Oczekiwania inflacyjne też
Długookresowe oczekiwania inflacyjne mocno zakotwiczone w celu NBP - wynika z wypowiedzi prezesa NBP Adama Glapińskiego.
- Obserwowane przez nas długookresowe oczekiwania inflacyjne są cały czas mocno zakotwiczone na poziomie zgodnym z celem NBP - powiedział.
- Oczywiście my patrzymy na wahania tych oczekiwań, ale patrzymy zawsze na przyczyny tych wahań. Ten wzrost cen wywozu śmieci nie ma żadnych przyczyn monetarnych. Podobnie wzrost cen energii elektrycznej - to podatek węglowy Unii Europejskiej. (...) To oczywiście podbija postrzeganą przez ludzi, przez społeczeństwo inflację. Krótkookresowe oczekiwania inflacyjne wzrosną, ale my nie mamy na to żadnego wpływu - dodał.

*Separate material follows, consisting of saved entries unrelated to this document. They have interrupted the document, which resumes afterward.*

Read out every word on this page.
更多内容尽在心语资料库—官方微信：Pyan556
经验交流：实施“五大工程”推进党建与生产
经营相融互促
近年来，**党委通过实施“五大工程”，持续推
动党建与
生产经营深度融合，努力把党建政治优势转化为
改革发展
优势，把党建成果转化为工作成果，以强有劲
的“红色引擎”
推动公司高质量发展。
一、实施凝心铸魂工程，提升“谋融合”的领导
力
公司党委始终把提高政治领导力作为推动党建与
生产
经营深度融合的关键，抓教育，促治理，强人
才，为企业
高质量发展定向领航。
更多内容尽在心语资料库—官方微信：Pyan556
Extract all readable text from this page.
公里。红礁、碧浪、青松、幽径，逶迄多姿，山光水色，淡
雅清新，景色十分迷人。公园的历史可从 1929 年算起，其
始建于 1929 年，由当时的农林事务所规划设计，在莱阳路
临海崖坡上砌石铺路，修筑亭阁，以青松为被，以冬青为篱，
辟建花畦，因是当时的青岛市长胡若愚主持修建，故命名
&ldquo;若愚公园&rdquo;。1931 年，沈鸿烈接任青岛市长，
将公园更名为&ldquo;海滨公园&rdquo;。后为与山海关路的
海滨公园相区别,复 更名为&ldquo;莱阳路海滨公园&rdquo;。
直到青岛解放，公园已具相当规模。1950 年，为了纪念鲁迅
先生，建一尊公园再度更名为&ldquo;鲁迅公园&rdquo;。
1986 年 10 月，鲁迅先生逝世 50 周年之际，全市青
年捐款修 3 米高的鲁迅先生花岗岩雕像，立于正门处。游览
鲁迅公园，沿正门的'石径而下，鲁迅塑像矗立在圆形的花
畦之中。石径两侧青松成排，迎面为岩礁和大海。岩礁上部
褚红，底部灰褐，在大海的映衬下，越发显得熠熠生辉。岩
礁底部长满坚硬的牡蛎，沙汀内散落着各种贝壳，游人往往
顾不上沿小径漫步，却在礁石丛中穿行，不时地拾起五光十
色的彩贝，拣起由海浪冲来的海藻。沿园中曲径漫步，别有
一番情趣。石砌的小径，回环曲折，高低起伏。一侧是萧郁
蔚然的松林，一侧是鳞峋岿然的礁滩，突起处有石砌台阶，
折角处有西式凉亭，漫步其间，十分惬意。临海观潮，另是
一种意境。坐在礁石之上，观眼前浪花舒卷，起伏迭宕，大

Jak wskazał prezes NBP, dla przyszłych procesów cenowych krótkookresowe wahania oczekiwań nie mają "żadnego znaczenia".
- Oczywiście, gdyby kiedyś teoretycznie, hipotetycznie, pojawiło ryzyko nadmiernego trwałego wzrostu inflacji, niesionego przyczynami monetarnymi lub trwale podbitymi oczekiwaniami inflacyjnymi, to NBP będzie temu przeciwdziałał zdecydowanie i szybko - dodał.